Functional Sets, Part 4: Recursive Membership and Size
Now that our trees balance themselves we’ll continue building the rest of the set API on top of them. This week, we’ll answer two questions:
- Is an item in the set?
- How many items are in the set?
We’ll need to write some more recursive functions to get these to work, and they’ll show us two different styles of recursion!
Quick Recap
Our sets are AVL trees (a kind of binary search tree) under the covers. We’ve modeled this data structure in our Elm code like this:
type Set comparable
= Tree Int comparable (Set comparable) (Set comparable)
| Empty
We can create empty sets using empty
, sets with a single item using singleton
, and bigger sets by using insert
or fromList
.
Membership / Contains
It’s one thing to be able to store a set, but it’s not much use if we can’t tell what we’ve stored. What would we want that API to look like? How about a function that takes an item and a set and returns a boolean value indicating if the value is in the set?
oneThroughFive : Set Int
oneThroughFive =
fromList [1, 2, 3, 4, 5]
member 5 oneThroughFive == True
member 8 oneThroughFive == False
The core API for sets calls this function “member”, but it sometimes makes more sense to call it “contains”. Think of it however makes the most sense for you. Anyway, here’s how we’ll implement it:
member : comparable -> Set comparable -> Bool
member item set =
case set of
Empty ->
False
Tree _ head left right ->
if item < head then
member item left
else if item > head then
member item right
else
True
This function recursively walks down the tree until it either finds a value or an empty set. At each level, we see if the value is less than or greater than the head, and proceed with the relevant subtree.

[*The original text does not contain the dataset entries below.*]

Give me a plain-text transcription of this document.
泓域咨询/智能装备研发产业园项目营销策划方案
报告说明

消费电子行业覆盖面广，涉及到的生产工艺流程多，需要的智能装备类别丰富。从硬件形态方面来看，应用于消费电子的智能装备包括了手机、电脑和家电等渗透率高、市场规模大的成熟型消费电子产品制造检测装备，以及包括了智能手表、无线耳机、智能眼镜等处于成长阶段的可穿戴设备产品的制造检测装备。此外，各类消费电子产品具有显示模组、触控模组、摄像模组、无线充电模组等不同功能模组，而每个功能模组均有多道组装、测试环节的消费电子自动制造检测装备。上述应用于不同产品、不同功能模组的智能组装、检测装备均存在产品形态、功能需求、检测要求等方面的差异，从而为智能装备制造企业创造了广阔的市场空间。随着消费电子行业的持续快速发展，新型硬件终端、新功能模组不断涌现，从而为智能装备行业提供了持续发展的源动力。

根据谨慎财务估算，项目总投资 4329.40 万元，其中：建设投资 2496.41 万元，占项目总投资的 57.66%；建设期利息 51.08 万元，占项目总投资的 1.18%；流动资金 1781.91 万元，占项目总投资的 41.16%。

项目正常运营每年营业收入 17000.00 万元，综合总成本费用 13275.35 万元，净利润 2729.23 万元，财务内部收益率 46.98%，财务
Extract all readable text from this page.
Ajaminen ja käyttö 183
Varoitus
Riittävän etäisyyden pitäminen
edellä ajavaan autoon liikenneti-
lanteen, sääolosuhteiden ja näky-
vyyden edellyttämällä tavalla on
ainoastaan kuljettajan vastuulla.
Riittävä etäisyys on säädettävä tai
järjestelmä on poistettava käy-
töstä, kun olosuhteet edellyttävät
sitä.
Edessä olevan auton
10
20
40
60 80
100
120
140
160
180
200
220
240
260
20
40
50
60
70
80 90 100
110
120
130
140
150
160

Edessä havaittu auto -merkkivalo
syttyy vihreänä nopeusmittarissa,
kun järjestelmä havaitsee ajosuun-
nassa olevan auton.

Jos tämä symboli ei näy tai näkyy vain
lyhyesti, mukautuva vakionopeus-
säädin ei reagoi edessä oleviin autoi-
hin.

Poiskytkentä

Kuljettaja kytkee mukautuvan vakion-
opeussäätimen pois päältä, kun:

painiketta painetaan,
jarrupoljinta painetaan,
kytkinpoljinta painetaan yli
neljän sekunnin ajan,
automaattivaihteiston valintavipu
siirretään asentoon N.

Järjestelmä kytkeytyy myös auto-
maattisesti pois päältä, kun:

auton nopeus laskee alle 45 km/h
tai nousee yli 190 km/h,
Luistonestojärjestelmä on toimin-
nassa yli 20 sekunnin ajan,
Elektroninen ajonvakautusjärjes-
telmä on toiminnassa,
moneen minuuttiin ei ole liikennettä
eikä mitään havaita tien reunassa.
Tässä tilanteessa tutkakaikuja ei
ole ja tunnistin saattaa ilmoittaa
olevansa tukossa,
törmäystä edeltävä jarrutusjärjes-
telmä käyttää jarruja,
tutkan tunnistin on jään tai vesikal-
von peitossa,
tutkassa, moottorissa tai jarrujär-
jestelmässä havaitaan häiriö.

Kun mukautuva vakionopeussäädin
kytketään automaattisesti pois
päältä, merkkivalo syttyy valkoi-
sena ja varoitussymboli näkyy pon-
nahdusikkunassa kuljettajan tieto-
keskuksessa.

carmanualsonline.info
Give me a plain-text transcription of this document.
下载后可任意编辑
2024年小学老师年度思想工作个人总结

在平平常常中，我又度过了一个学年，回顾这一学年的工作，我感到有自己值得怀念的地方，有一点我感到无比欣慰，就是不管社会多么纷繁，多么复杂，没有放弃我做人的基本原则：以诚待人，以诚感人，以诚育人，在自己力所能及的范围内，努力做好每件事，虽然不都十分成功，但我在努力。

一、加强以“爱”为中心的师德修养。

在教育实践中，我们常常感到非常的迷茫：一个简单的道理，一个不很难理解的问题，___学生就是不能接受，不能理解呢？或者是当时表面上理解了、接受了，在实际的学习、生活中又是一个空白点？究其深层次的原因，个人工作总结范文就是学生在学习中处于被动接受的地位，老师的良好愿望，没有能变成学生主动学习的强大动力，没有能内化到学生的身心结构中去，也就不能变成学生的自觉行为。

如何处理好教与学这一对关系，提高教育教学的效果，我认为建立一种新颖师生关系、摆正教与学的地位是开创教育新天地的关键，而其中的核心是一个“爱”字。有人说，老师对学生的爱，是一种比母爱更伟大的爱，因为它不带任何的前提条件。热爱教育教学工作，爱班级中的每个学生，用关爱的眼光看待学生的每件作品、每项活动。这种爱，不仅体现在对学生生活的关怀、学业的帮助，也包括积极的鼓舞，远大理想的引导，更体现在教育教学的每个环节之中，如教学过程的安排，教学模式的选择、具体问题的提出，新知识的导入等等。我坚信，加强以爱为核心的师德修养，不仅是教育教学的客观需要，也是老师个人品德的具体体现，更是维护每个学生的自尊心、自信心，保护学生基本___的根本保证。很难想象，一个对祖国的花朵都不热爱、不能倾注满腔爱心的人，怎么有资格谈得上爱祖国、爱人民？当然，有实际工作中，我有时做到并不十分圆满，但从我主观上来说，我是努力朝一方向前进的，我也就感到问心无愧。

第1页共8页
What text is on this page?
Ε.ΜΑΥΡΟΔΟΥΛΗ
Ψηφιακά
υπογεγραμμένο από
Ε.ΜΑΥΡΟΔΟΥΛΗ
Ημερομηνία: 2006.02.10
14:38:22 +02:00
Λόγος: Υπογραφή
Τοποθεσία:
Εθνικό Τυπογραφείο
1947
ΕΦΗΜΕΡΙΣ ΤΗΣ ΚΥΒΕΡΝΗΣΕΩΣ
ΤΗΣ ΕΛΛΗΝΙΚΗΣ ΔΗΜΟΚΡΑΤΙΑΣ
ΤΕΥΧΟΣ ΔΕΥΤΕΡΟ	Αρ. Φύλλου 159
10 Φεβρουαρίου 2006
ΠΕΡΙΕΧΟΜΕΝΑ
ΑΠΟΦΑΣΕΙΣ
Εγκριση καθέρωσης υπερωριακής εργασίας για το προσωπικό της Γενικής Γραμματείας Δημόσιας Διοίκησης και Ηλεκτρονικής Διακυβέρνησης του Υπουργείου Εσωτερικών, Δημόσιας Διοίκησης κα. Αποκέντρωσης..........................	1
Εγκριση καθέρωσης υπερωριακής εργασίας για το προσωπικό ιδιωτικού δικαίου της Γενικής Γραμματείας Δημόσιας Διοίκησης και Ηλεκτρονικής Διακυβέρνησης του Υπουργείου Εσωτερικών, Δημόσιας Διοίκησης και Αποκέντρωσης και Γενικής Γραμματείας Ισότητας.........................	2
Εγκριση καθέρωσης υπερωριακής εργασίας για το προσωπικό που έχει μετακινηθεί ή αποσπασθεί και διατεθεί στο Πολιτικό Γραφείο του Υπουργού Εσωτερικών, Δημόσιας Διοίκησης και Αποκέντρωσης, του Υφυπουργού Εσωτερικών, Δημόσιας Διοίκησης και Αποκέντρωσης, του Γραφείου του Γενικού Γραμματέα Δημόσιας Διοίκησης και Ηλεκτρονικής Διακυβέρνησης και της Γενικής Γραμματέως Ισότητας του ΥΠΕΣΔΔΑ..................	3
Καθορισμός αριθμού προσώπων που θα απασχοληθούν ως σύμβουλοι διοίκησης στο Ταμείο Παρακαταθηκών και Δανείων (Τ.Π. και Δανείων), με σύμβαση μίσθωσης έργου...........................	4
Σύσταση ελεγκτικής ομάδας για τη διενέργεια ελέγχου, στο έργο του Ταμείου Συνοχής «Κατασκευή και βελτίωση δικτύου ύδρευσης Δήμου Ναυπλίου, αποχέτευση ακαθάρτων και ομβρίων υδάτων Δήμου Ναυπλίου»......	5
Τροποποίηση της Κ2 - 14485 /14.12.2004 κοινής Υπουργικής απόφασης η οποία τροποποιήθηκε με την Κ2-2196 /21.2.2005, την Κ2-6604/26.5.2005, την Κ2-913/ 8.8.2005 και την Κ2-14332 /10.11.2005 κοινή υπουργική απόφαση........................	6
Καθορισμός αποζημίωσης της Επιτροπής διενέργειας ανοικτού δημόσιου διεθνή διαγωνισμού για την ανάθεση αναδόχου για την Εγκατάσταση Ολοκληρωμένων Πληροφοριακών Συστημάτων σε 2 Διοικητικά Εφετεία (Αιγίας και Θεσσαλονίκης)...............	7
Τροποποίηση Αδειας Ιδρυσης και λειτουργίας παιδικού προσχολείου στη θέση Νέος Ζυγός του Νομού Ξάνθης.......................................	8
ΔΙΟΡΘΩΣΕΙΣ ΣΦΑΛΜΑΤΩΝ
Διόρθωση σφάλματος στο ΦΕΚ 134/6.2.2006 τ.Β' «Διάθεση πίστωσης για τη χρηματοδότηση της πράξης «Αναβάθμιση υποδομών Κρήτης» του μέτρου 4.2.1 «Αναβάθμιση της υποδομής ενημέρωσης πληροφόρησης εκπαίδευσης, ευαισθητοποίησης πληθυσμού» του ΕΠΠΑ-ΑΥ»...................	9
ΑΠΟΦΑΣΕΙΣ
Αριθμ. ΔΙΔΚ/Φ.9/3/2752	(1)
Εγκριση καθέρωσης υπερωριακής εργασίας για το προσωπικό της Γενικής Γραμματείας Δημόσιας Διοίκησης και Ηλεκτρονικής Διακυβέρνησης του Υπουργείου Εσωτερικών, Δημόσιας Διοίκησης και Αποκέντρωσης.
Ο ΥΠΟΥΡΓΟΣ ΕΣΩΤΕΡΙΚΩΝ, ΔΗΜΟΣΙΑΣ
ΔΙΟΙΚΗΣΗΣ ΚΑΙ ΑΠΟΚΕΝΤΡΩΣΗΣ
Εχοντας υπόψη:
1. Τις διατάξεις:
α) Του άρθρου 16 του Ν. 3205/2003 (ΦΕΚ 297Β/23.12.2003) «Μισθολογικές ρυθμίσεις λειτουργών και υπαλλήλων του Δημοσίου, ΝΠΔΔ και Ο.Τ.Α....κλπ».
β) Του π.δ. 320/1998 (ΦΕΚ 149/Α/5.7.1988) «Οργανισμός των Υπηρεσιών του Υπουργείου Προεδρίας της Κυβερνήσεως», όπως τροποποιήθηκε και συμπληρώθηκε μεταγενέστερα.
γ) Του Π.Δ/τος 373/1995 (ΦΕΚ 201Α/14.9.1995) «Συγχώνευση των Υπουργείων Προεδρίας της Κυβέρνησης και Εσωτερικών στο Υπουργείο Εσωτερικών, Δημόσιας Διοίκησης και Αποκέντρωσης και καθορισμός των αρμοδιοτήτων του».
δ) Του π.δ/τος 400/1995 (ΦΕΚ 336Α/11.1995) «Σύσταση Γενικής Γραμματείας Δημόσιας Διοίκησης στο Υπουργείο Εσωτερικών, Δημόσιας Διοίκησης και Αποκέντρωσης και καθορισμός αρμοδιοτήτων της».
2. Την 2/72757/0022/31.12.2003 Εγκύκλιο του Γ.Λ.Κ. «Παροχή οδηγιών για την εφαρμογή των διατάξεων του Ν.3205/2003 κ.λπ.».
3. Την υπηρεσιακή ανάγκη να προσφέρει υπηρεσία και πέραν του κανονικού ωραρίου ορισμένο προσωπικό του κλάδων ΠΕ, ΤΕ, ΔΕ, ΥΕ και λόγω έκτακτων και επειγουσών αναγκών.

We also define two base cases:
- If the head is empty, it definitely doesn’t contain the value we’re looking for.
That means we should return
False
. - If the item is neither less than nor greater than the head, that means it’s equal to the head!
In this case, it’s in the set, so
True
.
But here’s the interesting thing about this function: the recursive cases are only recursive. They don’t hold onto or combine values from their recursive calls in any way. This gives us a pleasant property called tail recursion, in which the Elm compiler can optimize this to work for any size set without running out of stack space.
Lost and Found
Let’s visualize how this works.
Given oneThroughFive
, we want to find if 5
is in the set:
First, we’ll look at the head.
We’re looking for 5
, and it’s greater than 3
(the head), so we’ll look in the right subtree.
Same thing here.
5
is greater than 4
, so go right again.
This time, the head is 5
and our item is 5
.
They’re equal, so our code returns True
.
This bubbles up to tell us that 5
was indeed in this set.
Lost and… Lost?
But what happens when we search for a value we don’t have?
How about 8
?
We’d take exactly the same path as before, except where we returned True
we’d see that 5
and 8
are not equal so we’d recurse down the right tree.
When we got there we’d find that the subtree was Empty
and return False
.
How Big is Our Set?
Next, let’s figure out how many items are in our set.
For oneThroughFive
the answer is 5
.
We’ll call this new function size
.
size : Set comparable -> Int
size set =
case set of
Empty ->
0
Tree _ _ left right ->
1 + size left + size right
So what are we doing here?
Remember how in member
we only ever returned a value, and never modified it on the way back from our recursive calls?
Well, sometimes we have to!
Otherwise, how would we add?
When we have a non-empty set, we know it at least has one item in it.
So we’ll say “I have one, plus however many items are in my left and right subtrees.”
Then we do the same thing for each subtree, recursively, until we have nothing but Empty
trees.
Let’s trace this execution to get a sense for how it should work.
If we do fromList [8, 15]
, we’ll get a set that looks like this.
(I’m blanking out the heights; they’re not important here.)
Tree _ 8 Empty (Tree _ 15 Empty Empty)
When we call size eightAndFifteen
, we can substitute the subtrees for our addition:
1 + size Empty + size (Tree _ 15 Empty Empty)
The left subtree will come back with 0
, so we’re left with:
1 + 0 + size (Tree _ 15 Empty Empty)
And replacing the second size
call:
1 + 0 + (1 + size Empty + size Empty)
Again, we know that empty sets have size 0, so:
1 + 0 + (1 + 0 + 0)
We eventually return this set has 2 members, which checks out. Yay!
When you’re working with recursive functions, it can help to write out the values one step at a time. You’ll see exactly where your logic might be breaking down. It’s a very handy debugging tactic!
But it also shows us that this function isn’t tail recursive: it has to hold on to values to add. There are ways to write this tail-recursively, but for now it’s fine to just be able to tell the difference. In general, if your function has to hold onto state from recursive calls, it won’t be tail recursive, and won’t be as highly optimized as an equivalent function that is.
Done!
So now we have two more tools in our Set
toolbox: member
and size
.
And you have two more tools in your recursive function debugging toolbox:
- Start with the base case first
- Write out and substitute calls step-by-step to debug.